Pinto held onto her seat on the D.C. Council on Tuesday, winning about 68% of the vote. Her closest challenger was Randy Downs, a two-time ANC commissioner who has represented Q Street down to Pennsylvania Avenue since 2017. He earned 20% of the vote. Independent Martin Miguel Fernandez captured about 7% of votes and Green Party candidate Peter Bolton finished with 3%.
Outside the School Without Walls at Francis Stevens, where Aguiniga cast her ballot, Pinto said a win for her would mean that voters are happy with the representation they have received so far. Pinto was elected to the D.C. Council in June after winning a crowded Democratic primary earlier that month. That was after she previously won a special election in June to fill the seat vacated by Jack Evans, who resigned from the council in January amid an ethics scandal.
She is both the youngest member of the D.C. Council and the first woman for Ward 2. She’s run three campaigns this year. All of them during a pandemic.
“We didn’t do any door-to-door knocking to keep the safety of my team and the safety of our residents first and foremost,” Pinto said.
Instead, she made phone calls. During her primary campaign she said she consistently made 500 phone calls a day. Pinto said she wasn’t able to maintain that clip while performing her council duties, but continued to make calls on nights and weekends.

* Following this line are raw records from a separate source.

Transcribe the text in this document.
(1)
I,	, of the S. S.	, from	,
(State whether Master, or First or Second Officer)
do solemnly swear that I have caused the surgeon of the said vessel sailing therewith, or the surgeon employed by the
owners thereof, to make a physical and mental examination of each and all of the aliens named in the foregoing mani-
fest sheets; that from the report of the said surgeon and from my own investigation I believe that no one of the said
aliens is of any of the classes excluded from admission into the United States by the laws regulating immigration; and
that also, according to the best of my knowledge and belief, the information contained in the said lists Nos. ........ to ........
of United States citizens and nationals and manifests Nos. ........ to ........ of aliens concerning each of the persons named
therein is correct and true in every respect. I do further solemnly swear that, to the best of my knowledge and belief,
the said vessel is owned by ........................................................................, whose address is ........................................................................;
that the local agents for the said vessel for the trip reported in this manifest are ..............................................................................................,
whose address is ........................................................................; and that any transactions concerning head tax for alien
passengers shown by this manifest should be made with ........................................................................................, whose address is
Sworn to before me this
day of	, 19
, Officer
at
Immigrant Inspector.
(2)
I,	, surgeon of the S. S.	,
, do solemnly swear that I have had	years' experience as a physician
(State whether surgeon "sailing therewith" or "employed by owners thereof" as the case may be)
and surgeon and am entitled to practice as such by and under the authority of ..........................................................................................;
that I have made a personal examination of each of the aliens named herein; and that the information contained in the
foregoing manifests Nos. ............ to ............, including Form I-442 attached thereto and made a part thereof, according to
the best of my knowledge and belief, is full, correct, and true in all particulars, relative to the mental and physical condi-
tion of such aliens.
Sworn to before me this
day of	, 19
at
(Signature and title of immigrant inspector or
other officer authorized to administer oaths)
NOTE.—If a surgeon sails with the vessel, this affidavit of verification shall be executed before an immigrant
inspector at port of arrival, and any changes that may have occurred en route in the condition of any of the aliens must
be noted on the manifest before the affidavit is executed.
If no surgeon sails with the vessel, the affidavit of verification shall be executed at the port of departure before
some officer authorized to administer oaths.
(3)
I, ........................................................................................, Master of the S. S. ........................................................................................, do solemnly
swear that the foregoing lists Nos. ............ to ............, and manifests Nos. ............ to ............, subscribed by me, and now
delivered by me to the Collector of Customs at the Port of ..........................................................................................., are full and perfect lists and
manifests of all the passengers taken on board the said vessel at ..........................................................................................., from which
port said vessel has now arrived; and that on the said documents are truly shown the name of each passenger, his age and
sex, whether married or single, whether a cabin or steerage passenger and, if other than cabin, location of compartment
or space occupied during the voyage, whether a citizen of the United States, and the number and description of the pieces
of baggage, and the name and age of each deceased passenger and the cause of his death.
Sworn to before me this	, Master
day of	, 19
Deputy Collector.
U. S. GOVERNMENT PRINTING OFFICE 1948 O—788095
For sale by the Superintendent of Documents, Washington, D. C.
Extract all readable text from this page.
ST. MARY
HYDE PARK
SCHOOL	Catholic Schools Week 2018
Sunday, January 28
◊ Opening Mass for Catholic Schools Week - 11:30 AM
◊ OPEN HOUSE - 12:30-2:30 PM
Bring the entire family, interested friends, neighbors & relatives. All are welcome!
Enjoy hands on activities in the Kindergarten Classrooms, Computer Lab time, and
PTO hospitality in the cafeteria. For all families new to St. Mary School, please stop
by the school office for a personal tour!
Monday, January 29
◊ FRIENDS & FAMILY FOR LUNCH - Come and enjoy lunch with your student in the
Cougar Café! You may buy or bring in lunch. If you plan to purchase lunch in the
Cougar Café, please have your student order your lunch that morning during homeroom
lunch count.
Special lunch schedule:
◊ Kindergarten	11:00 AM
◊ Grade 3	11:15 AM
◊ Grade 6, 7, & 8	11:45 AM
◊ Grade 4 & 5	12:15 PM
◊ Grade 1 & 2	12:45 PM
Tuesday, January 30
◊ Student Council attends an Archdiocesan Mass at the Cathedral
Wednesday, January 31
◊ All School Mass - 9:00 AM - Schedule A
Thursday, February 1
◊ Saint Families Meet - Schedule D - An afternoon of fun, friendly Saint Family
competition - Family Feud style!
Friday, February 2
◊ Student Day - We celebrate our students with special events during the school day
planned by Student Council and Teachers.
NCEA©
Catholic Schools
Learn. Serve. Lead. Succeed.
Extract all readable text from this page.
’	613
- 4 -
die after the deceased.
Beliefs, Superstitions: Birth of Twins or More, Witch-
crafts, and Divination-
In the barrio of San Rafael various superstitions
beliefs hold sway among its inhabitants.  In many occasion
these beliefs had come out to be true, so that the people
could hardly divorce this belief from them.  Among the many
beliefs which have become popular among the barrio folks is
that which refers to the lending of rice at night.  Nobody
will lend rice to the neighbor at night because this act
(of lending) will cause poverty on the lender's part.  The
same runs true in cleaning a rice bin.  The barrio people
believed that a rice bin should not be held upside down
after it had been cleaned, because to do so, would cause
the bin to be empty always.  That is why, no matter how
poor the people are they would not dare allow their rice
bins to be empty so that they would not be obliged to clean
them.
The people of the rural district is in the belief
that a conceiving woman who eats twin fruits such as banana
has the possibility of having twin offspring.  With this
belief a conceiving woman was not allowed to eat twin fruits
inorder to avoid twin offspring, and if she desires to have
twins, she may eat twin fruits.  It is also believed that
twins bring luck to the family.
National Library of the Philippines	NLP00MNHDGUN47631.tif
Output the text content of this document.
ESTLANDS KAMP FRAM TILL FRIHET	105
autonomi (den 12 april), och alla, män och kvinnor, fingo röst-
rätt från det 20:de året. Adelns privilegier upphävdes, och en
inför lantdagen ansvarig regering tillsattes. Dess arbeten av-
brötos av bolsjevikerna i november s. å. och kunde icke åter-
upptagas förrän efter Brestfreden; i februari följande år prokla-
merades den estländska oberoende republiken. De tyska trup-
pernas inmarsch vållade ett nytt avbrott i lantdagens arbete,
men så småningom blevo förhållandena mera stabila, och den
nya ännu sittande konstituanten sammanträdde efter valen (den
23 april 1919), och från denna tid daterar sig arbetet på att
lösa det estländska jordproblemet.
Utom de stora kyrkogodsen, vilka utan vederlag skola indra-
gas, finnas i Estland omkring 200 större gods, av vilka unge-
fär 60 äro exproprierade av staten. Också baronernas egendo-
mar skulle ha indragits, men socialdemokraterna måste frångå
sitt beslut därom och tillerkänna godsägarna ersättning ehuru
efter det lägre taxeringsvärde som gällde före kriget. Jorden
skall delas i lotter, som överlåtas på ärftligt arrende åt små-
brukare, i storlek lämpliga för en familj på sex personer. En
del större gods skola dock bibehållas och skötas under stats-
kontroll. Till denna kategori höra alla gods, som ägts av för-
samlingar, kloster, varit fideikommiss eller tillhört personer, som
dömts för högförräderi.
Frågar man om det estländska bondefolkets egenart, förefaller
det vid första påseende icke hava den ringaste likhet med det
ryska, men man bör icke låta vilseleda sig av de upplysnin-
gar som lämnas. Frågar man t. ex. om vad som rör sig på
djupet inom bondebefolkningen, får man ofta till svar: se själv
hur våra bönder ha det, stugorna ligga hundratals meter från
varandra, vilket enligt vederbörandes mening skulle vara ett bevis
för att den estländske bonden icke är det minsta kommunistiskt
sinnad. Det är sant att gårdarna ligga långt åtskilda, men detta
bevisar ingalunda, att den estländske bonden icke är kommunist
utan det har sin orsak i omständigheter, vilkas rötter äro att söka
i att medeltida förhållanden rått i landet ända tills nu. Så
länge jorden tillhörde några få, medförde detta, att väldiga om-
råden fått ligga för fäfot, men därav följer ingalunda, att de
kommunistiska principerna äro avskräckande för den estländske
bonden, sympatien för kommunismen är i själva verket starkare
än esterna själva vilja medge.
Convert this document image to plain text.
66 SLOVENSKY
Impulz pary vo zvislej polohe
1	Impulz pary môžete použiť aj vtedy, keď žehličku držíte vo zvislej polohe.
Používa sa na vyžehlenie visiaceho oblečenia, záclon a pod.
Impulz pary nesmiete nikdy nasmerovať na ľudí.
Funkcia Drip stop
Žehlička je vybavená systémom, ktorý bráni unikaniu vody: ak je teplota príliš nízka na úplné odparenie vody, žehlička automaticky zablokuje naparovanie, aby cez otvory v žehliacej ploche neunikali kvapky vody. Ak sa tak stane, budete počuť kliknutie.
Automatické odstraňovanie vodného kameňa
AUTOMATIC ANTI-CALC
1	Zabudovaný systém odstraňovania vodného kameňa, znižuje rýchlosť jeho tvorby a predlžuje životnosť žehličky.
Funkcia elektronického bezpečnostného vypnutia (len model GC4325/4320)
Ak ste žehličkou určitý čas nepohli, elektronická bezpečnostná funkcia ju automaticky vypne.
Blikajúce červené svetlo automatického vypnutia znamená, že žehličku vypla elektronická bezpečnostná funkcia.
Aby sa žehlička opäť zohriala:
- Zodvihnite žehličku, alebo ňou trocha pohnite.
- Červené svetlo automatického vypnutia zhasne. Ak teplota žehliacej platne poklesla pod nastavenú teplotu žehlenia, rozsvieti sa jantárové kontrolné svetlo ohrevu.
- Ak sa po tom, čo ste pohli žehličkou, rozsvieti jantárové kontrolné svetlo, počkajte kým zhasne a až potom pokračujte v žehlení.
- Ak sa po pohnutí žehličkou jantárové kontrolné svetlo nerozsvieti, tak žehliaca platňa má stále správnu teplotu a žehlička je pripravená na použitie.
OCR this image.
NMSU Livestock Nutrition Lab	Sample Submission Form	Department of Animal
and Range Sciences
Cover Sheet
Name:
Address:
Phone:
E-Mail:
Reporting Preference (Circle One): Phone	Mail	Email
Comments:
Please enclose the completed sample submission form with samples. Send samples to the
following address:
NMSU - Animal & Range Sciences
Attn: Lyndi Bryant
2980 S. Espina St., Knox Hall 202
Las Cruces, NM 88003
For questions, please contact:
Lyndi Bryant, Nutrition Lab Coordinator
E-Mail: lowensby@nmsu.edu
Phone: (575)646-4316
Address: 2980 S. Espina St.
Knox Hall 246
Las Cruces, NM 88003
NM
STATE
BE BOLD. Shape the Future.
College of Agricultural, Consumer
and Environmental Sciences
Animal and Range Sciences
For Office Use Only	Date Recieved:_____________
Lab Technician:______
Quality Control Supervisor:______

“It is all about connection with voters,” she said.
As for Downs, he emphasized his work in the community during the 10 years he’s been a resident of the District. He’s served two terms as an ANC commissioner and is an active member of D.C.’s LGBTQ community. Speaking before election results were tallied, Downs said he plans to continue to be involved in Ward 2 issues.
“Ward 2 is my home,” Downs said. “I have been here a decade and have been incredibly involved. I’m not going anywhere.”
Pinto was often cast as an outsider throughout the campaign. Pinto is from Connecticut and came to the District to attend Georgetown University Law School. After she graduated, she worked as an assistant D.C. attorney general.
Pinto, however, rejected that characterization.
“I moved here for law school, have been here ever since and will be here the rest of my life,” Pinto said.
Aguiniga said Pinto’s time in the District didn’t factor into her decision to cast her vote in the incumbent’s favor. Aguiniga said she, herself, is from Maryland.
“It’s a city of people who are new to the city,” Aguiniga said. We support people who want to make the city a great place and keep it a great place.”
In terms of priorities for her first full term in office, Pinto said they will be much the same as those she has had since she was elected – COVID-19 recovery for D.C. businesses, criminal justice reform and affordable housing.
“A win tonight,” she said about two hours before polls closed, “means that I should continue my laser focus.”